• septiembre 26, 2022

En medio de los cerros de colores en el patrimonio arquitectónico de Valparaíso, podemos encontrar Casa Puente, Art & Wine, un lugar que realiza una interesante mixtura entre la conocida arquitectura del puerto con distintos artistas chilenos en cada una de sus habitaciones y rincones.

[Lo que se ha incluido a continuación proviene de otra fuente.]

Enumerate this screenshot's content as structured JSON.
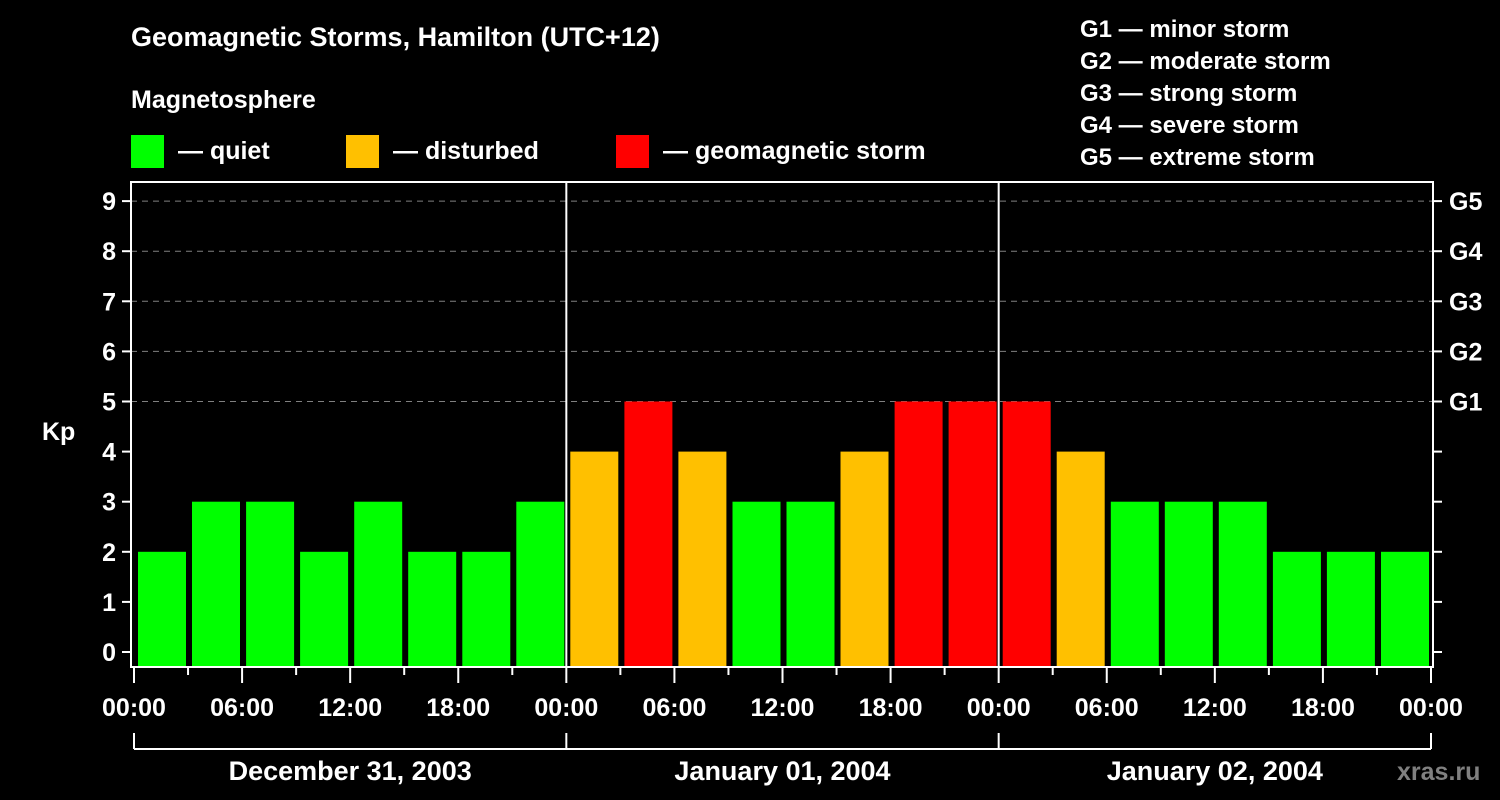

A solo unas horas de Santiago se puede llegar a este interesante lugar que se encuentra cercano a varias de las importantes atracciones turísticas y culturales de la ciudad, como son los ascensores, el Palacio Baburizza y los paseos Atkinson y Gervasoni.

 

 

¿Cómo nace Casa Puente?

Este Hotel Boutique nace desde la restauración de una casona centenaria,  icónica de Valparaíso, de esas casas porteñas que tienen un apellido: la casa de los cuatro vientos, la casa crucero, la casa barco, etc. de esta misma manera la Casa Puente tenia esta carga de reconocimiento, ya que se accede por un puente al piso superior, desde el cual se puede descender hacia los pisos inferiores dando cuenta de una geología tan típica porteña, está de la construcción en la quebrada.

 

De esta manera se opta por mantener el nombre con el cual la casona era reconocida, siempre dentro de un principio de respeto al patrimonio cultural. La casona estuvo abandonada por más de una década y está a punto de ser solamente un recuerdo. Su restauración fue un desafío que se extendió por casi 2 años. Una casona hermosa que volvió a la vida, que pasó de ser un escondite para delincuentes a un lugar mágico que aporta al entorno y consolida el barrio como un sector turístico y cosmopolita.

 

 

¿Cuál es la experiencia que ofrecen?

 

Nuestro concepto se trata de hacer contrastar la espacialidad que ofrece una casona centenaria con el arte contemporáneo, de esta manera cada habitación fue desarrollada por un artista chileno diferente, entre ellos Oscar Barra, Lorenzo Moya, Marco Antonio Diaz, Julita Luco, Fernanda Saldivia, Maite Izquierdo, Edwin Rojas, Eliana Simonetti, Pauline Cristi, Lobsang Durney, José Fernández y ahora se incorporan a las intervenciones Catalina Blaise y Alejandro Balbontin.  Así cada habitación es una experiencia, es una invitación a soñar en Valparaíso y despertar dentro de una obra de arte.

 

Además, los espacios comunes se plantean como una galería de arte donde los mismos artistas exponen y pueden vender sus obras, la idea también es ser un puente entre el arte y el público. De esta manera, rescatamos el patrimonio para convertirlo en un hotel de arte y de vino, el alma y el elixir, la inspiración y la obra.

 

 

¿Cuál es su público objetivo?

 

El turismo se puede dividir en dos grandes áreas. Por un lado, está el turismo de consumo, playa, baile y por otro el turismo de experiencia, aventura o cultural. Valparaíso destaca ofreciendo un turismo de experiencia cultural, en ese sentido para nosotros fue importante ser un aporte en ese sentido. Nuestro público es aquel que busca una historia, una leyenda, una gastronomía diversa y un nuevo conocimiento. A menudo son parejas antes de la pandemia destacaban los extranjeros, principalmente europeos. También aquellos adictos al arte del dios Baco, que toman tours por el día a Casablanca. La verdad Valparaíso ofrece un sin número de opciones para conocer visitar y siempre aprender.

 

 

¿Desde qué motivación nace esta idea de mezclar el arte con un hotel?

 

La verdad es que detrás de este proyecto hay varios arquitectos, y a la mayoría de los arquitectos nos hubiera gustado ser artista, creo que tenemos un cierto placer por las artes visuales y la idea era poder compartir eso.

 

Como mencionamos anteriormente, la idea de la Casa Puente, fuera más que el icónico puente que marca el acceso a la casona, sino también desde una perspectiva conceptual fuera un puente, un vínculo entre el arte, los artistas y los huéspedes.

 

 

¿Dónde están ubicados y qué atracciones turísticas están cerca?

 

Estamos en Cerro Alegre, Pasaje San Agustín 552. En plena zona patrimonial.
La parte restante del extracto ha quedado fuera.